Colidium

Colidium

Obat

Pengertian

Colidium mengandung loperamide yang digunakan sebagai obat diare akut. Pengobatan ini hanya bersifat simptomatik (pereda gejala) sebagai pengobatan tambahan pada terapi rehidrasi. Loperamide bekerja dengan mengurangi aktivitas pleksus myenteric (sistem saraf antara lapisan otot logitudinal dan sirkuler pada dinding saluran pencernaan) usus besar sehingga memperlambat ritme kontraksi usus. Hal ini menyebabkan zat-zat tinggal lebih lama dalam usus, menyediakan waktu lebih banyak untuk menyerap air keluar dari kotoran sehingga kotoran menjadi lebih padat.

Keterangan

  • Golongan: Obat Keras.
  • Kelas Terapi: Antidiare.
  • Kandungan: Loperamide HCl 2 mg.
  • Bentuk: Kaplet.
  • Satuan Penjualan: Strip.
  • Kemasan: Strip @ 10 Kaplet.
  • Farmasi: PT Solas Langgeng.

Kegunaan

Colidium digunakan untuk mengobati diare seperti diare akut nonspesifik, diare ringan, sindrom iritasi usus, diare kronis akibat reseksi usus, dan diare kronis sekunder untuk penyakit radang usus.

Dosis & Cara Penggunaan

Colidium termasuk ke dalam golongan obat keras. Pembeliannya wajib menggunakan resep Dokter. Konsultasilah terlebih dahulu kepada Dokter sebelum menggunakan obat ini. Sebab, dosis penggunaannya berbeda-beda untuk tiap pasien, tergantung berat ringannya penyakit yang diderita.
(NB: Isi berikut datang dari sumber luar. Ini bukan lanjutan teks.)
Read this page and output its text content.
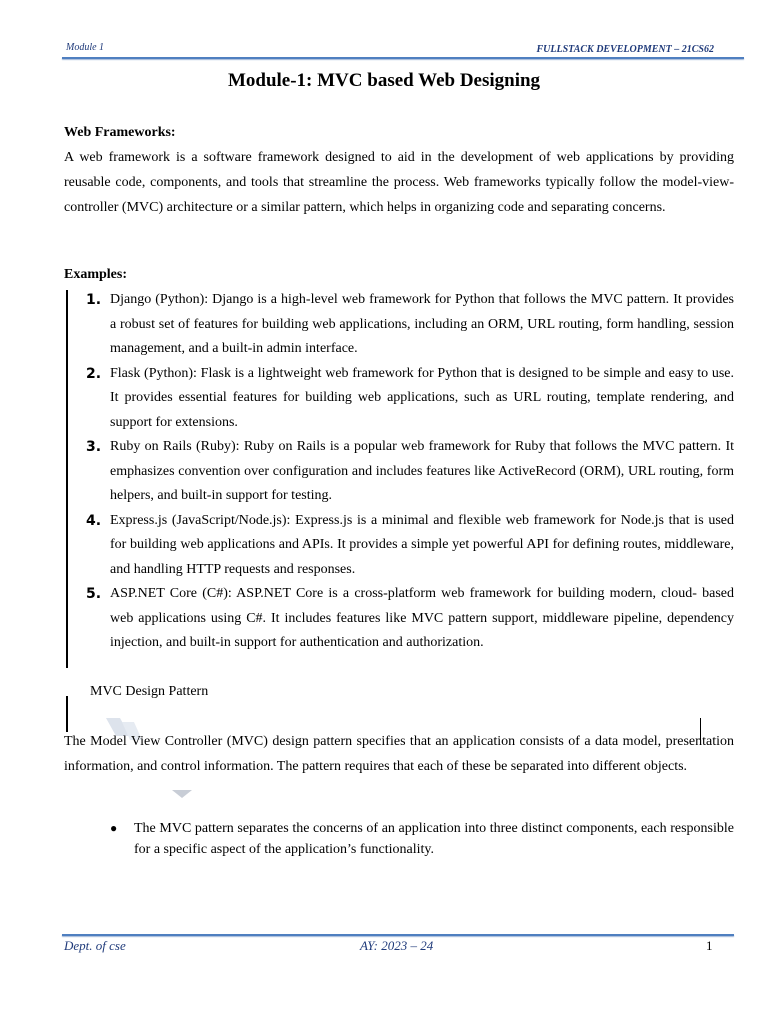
Module 1	FULLSTACK DEVELOPMENT – 21CS62
Module-1: MVC based Web Designing
Web Frameworks:
A web framework is a software framework designed to aid in the development of web applications by providing reusable code, components, and tools that streamline the process. Web frameworks typically follow the model-view-controller (MVC) architecture or a similar pattern, which helps in organizing code and separating concerns.
Examples:
1. Django (Python): Django is a high-level web framework for Python that follows the MVC pattern. It provides a robust set of features for building web applications, including an ORM, URL routing, form handling, session management, and a built-in admin interface.
2. Flask (Python): Flask is a lightweight web framework for Python that is designed to be simple and easy to use. It provides essential features for building web applications, such as URL routing, template rendering, and support for extensions.
3. Ruby on Rails (Ruby): Ruby on Rails is a popular web framework for Ruby that follows the MVC pattern. It emphasizes convention over configuration and includes features like ActiveRecord (ORM), URL routing, form helpers, and built-in support for testing.
4. Express.js (JavaScript/Node.js): Express.js is a minimal and flexible web framework for Node.js that is used for building web applications and APIs. It provides a simple yet powerful API for defining routes, middleware, and handling HTTP requests and responses.
5. ASP.NET Core (C#): ASP.NET Core is a cross-platform web framework for building modern, cloud- based web applications using C#. It includes features like MVC pattern support, middleware pipeline, dependency injection, and built-in support for authentication and authorization.
MVC Design Pattern
The Model View Controller (MVC) design pattern specifies that an application consists of a data model, presentation information, and control information. The pattern requires that each of these be separated into different objects.
●	The MVC pattern separates the concerns of an application into three distinct components, each responsible for a specific aspect of the application’s functionality.
Dept. of cse	AY: 2023 – 24	1
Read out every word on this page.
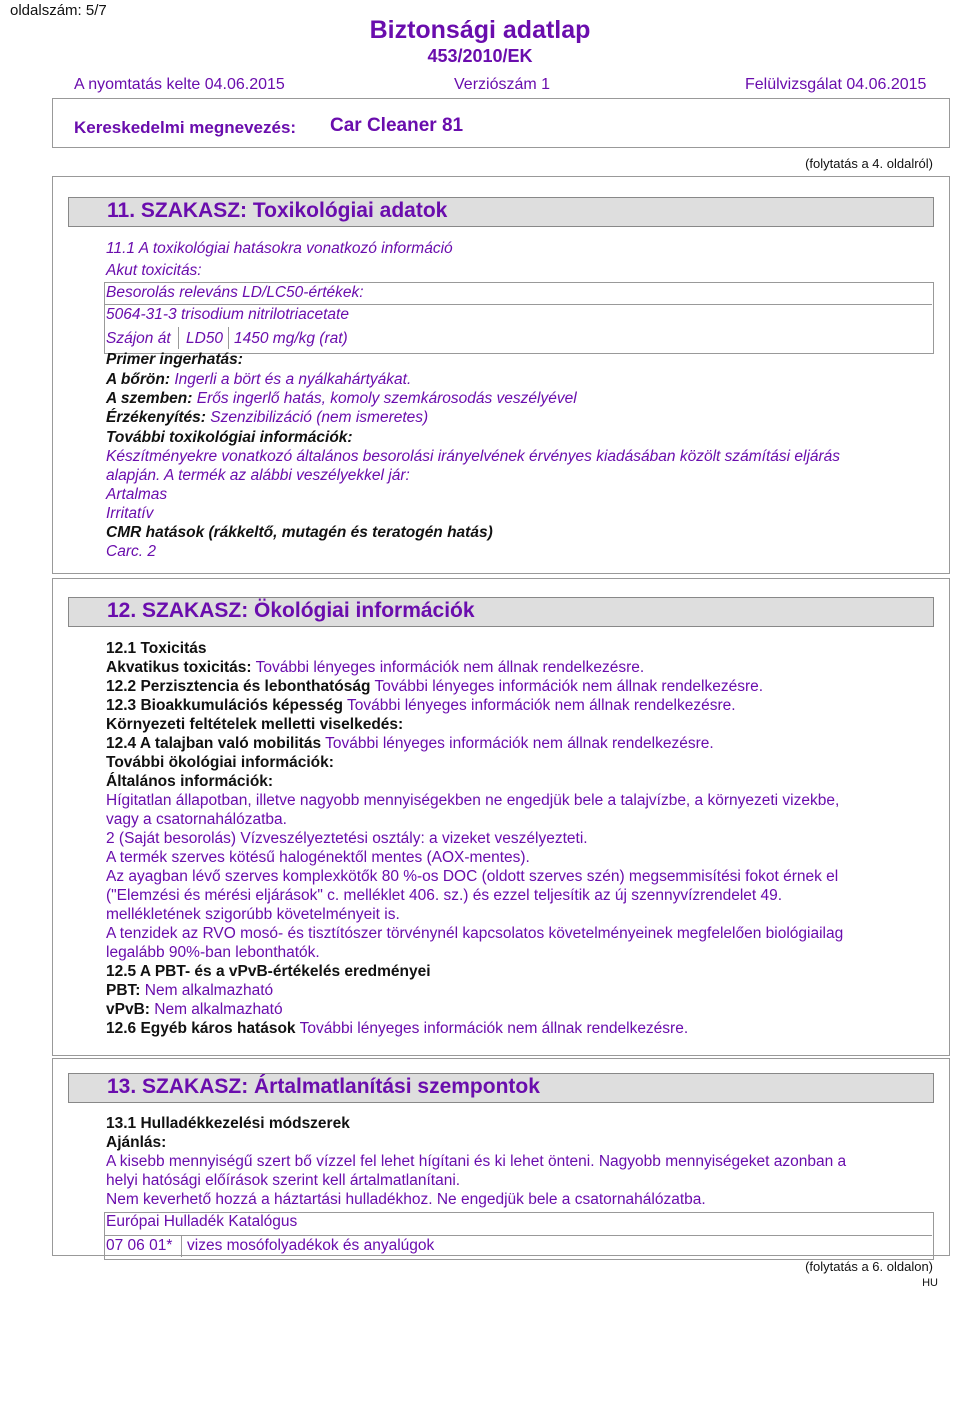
oldalszám: 5/7
Biztonsági adatlap
453/2010/EK
A nyomtatás kelte 04.06.2015	Verziószám 1	Felülvizsgálat 04.06.2015
Kereskedelmi megnevezés: Car Cleaner 81
(folytatás a 4. oldalról)
11. SZAKASZ: Toxikológiai adatok
11.1 A toxikológiai hatásokra vonatkozó információ
Akut toxicitás:
Besorolás releváns LD/LC50-értékek:
5064-31-3 trisodium nitrilotriacetate
Szájon át LD50 1450 mg/kg (rat)
Primer ingerhatás:
A bőrön: Ingerli a bört és a nyálkahártyákat.
A szemben: Erős ingerlő hatás, komoly szemkárosodás veszélyével
Érzékenyítés: Szenzibilizáció (nem ismeretes)
További toxikológiai információk:
Készítményekre vonatkozó általános besorolási irányelvének érvényes kiadásában közölt számítási eljárás
alapján. A termék az alábbi veszélyekkel jár:
Artalmas
Irritatív
CMR hatások (rákkeltő, mutagén és teratogén hatás)
Carc. 2
12. SZAKASZ: Ökológiai információk
12.1 Toxicitás
Akvatikus toxicitás: További lényeges információk nem állnak rendelkezésre.
12.2 Perzisztencia és lebonthatóság További lényeges információk nem állnak rendelkezésre.
12.3 Bioakkumulációs képesség További lényeges információk nem állnak rendelkezésre.
Környezeti feltételek melletti viselkedés:
12.4 A talajban való mobilitás További lényeges információk nem állnak rendelkezésre.
További ökológiai információk:
Általános információk:
Hígitatlan állapotban, illetve nagyobb mennyiségekben ne engedjük bele a talajvízbe, a környezeti vizekbe,
vagy a csatornahálózatba.
2 (Saját besorolás) Vízveszélyeztetési osztály: a vizeket veszélyezteti.
A termék szerves kötésű halogénektől mentes (AOX-mentes).
Az ayagban lévő szerves komplexkötők 80 %-os DOC (oldott szerves szén) megsemmisítési fokot érnek el
("Elemzési és mérési eljárások" c. melléklet 406. sz.) és ezzel teljesítik az új szennyvízrendelet 49.
mellékletének szigorúbb követelményeit is.
A tenzidek az RVO mosó- és tisztítószer törvénynél kapcsolatos követelményeinek megfelelően biológiailag
legalább 90%-ban lebonthatók.
12.5 A PBT- és a vPvB-értékelés eredményei
PBT: Nem alkalmazható
vPvB: Nem alkalmazható
12.6 Egyéb káros hatások További lényeges információk nem állnak rendelkezésre.
13. SZAKASZ: Ártalmatlanítási szempontok
13.1 Hulladékkezelési módszerek
Ajánlás:
A kisebb mennyiségű szert bő vízzel fel lehet hígítani és ki lehet önteni. Nagyobb mennyiségeket azonban a
helyi hatósági előírások szerint kell ártalmatlanítani.
Nem keverhető hozzá a háztartási hulladékhoz. Ne engedjük bele a csatornahálózatba.
Európai Hulladék Katalógus
07 06 01* vizes mosófolyadékok és anyalúgok
(folytatás a 6. oldalon)
HU
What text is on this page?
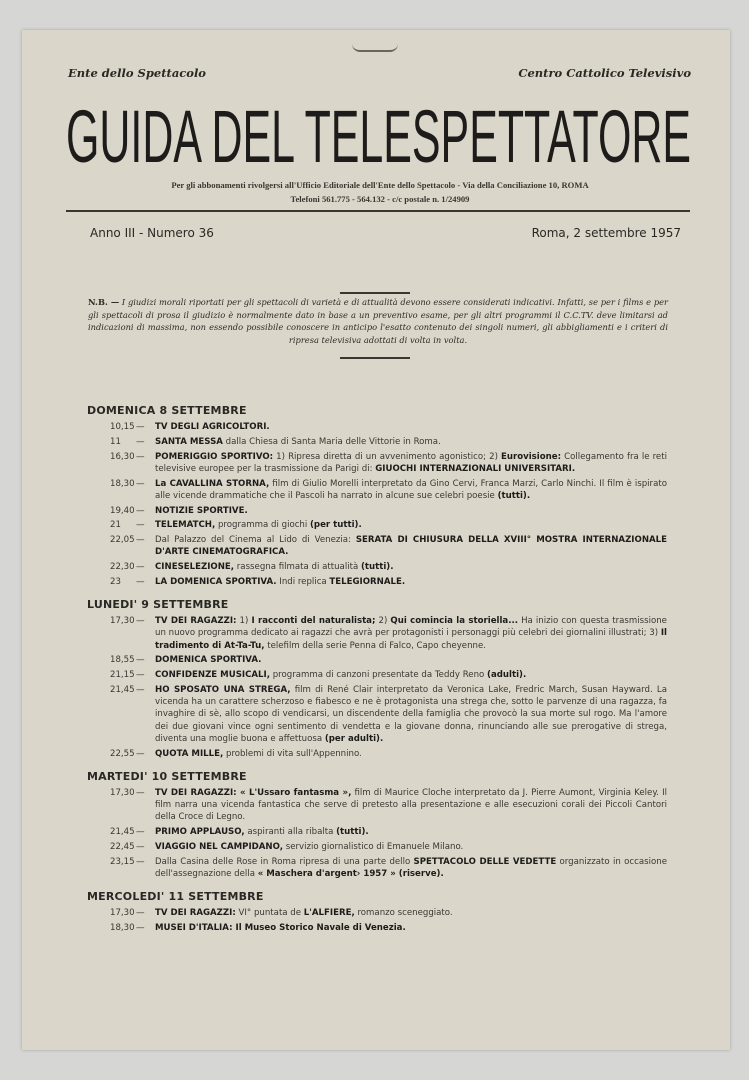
Ente dello Spettacolo	Centro Cattolico Televisivo
GUIDA DEL TELESPETTATORE
Per gli abbonamenti rivolgersi all'Ufficio Editoriale dell'Ente dello Spettacolo - Via della Conciliazione 10, ROMA
Telefoni 561.775 - 564.132 - c/c postale n. 1/24909
Anno III - Numero 36	Roma, 2 settembre 1957
N.B. — I giudizi morali riportati per gli spettacoli di varietà e di attualità devono essere considerati indicativi. Infatti, se per i films e per gli spettacoli di prosa il giudizio è normalmente dato in base a un preventivo esame, per gli altri programmi il C.C.TV. deve limitarsi ad indicazioni di massima, non essendo possibile conoscere in anticipo l'esatto contenuto dei singoli numeri, gli abbigliamenti e i criteri di ripresa televisiva adottati di volta in volta.
DOMENICA 8 SETTEMBRE
10,15 —	TV DEGLI AGRICOLTORI.
11	—	SANTA MESSA dalla Chiesa di Santa Maria delle Vittorie in Roma.
16,30 —	POMERIGGIO SPORTIVO: 1) Ripresa diretta di un avvenimento agonistico; 2) Eurovisione: Collegamento fra le reti televisive europee per la trasmissione da Parigi di: GIUOCHI INTERNAZIONALI UNIVERSITARI.
18,30 —	La CAVALLINA STORNA, film di Giulio Morelli interpretato da Gino Cervi, Franca Marzi, Carlo Ninchi. Il film è ispirato alle vicende drammatiche che il Pascoli ha narrato in alcune sue celebri poesie (tutti).
19,40 —	NOTIZIE SPORTIVE.
21	—	TELEMATCH, programma di giochi (per tutti).
22,05 —	Dal Palazzo del Cinema al Lido di Venezia: SERATA DI CHIUSURA DELLA XVIII° MOSTRA INTERNAZIONALE D'ARTE CINEMATOGRAFICA.
22,30 —	CINESELEZIONE, rassegna filmata di attualità (tutti).
23	—	LA DOMENICA SPORTIVA. Indi replica TELEGIORNALE.
LUNEDI' 9 SETTEMBRE
17,30 —	TV DEI RAGAZZI: 1) I racconti del naturalista; 2) Qui comincia la storiella... Ha inizio con questa trasmissione un nuovo programma dedicato ai ragazzi che avrà per protagonisti i personaggi più celebri dei giornalini illustrati; 3) Il tradimento di At-Ta-Tu, telefilm della serie Penna di Falco, Capo cheyenne.
18,55 —	DOMENICA SPORTIVA.
21,15 —	CONFIDENZE MUSICALI, programma di canzoni presentate da Teddy Reno (adulti).
21,45 —	HO SPOSATO UNA STREGA, film di René Clair interpretato da Veronica Lake, Fredric March, Susan Hayward. La vicenda ha un carattere scherzoso e fiabesco e ne è protagonista una strega che, sotto le parvenze di una ragazza, fa invaghire di sè, allo scopo di vendicarsi, un discendente della famiglia che provocò la sua morte sul rogo. Ma l'amore dei due giovani vince ogni sentimento di vendetta e la giovane donna, rinunciando alle sue prerogative di strega, diventa una moglie buona e affettuosa (per adulti).
22,55 —	QUOTA MILLE, problemi di vita sull'Appennino.
MARTEDI' 10 SETTEMBRE
17,30 —	TV DEI RAGAZZI: « L'Ussaro fantasma », film di Maurice Cloche interpretato da J. Pierre Aumont, Virginia Keley. Il film narra una vicenda fantastica che serve di pretesto alla presentazione e alle esecuzioni corali dei Piccoli Cantori della Croce di Legno.
21,45 —	PRIMO APPLAUSO, aspiranti alla ribalta (tutti).
22,45 —	VIAGGIO NEL CAMPIDANO, servizio giornalistico di Emanuele Milano.
23,15 —	Dalla Casina delle Rose in Roma ripresa di una parte dello SPETTACOLO DELLE VEDETTE organizzato in occasione dell'assegnazione della « Maschera d'argent› 1957 » (riserve).
MERCOLEDI' 11 SETTEMBRE
17,30 —	TV DEI RAGAZZI: VI° puntata de L'ALFIERE, romanzo sceneggiato.
18,30 —	MUSEI D'ITALIA: Il Museo Storico Navale di Venezia.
Dosis penggunaan Colidium secara umum adalah:
- Dosis lazim 6 - 8 mg sehari. Dosis maksimal: 16 mg / hari.
- Diare akut (dewasa): dosis awal 4 mg, ditambah 2 mg setiap habis buang air besar. Obat digunakan selama maksimal 5 hari.
- Diare kronik pada dewasa: dosis awal 4 - 8 mg, ditambah 2 mg setiap buang air besar. Dosis maksimal : 16 mg / hari.
- Anak usia 4 - 8 tahun : 1 mg 3 - 4 x sehari. Pengobatan maksimal 3 hari.
- Anak usia 9 - 12 tahun: 2 mg 4 x sehari. Pengobatan maksimal 5 hari.
- Pengobatan harus dihentikan jika diare tidak sembuh selama 48 jam.

Efek Samping

Efek samping yang mungkin terjadi selama pengunaan Colidium, antara lain:

  • Sembelit, kram perut.
  • Pusing.
  • Kantuk.
  • Mual, muntah, dan mulut kering.

Kontraindikasi
- Kondisi di mana penghambatan peristaltik harus dihindari.
- Terjadi kejang perut, atau pada kondisi seperti kolitis ulseratif akut atau kolitis karena antibiotik.

Interaksi Obat

  • Colidium (loperamide) meningkatkan konsentrasi desmopresin oral dalam plasma.
  • Colidium (loperamide) adalah substrat P-glikoprotein, oleh karena itu konsentrasinya akan meningkat bila diberikan bersamaan dengan inhibitor P-Glycoprotein (quinidine, ritonavir, dan ketoconazole).
  • Konsentrasi saquinavir dapat menurun hingga setengah ketika diberikan bersamaan dengan colidium (loperamide).
  • Resiko sembelit meningkat jika diberikan bersamaan dengan obat antimotility lain seperti obat-obat golongan opioid, anti histamin, anti psikotik dan antikolinergik.

Kategori Kehamilan
Badan Pengawas Obat dan Makanan Amerika Serikat (FDA) mengategorikan Colidium ke dalam Kategori B:
Studi pada reproduksi hewan tidak menunjukkan risiko janin, tetapi tidak ada studi terkontrol pada wanita hamil atau studi reproduksi hewan telah menunjukkan efek buruk (selain penurunan kesuburan) yang tidak dikonfirmasi dalam studi terkontrol pada wanita hamil trimester pertama (dan tidak ada bukti risiko pada trimester berikutnya).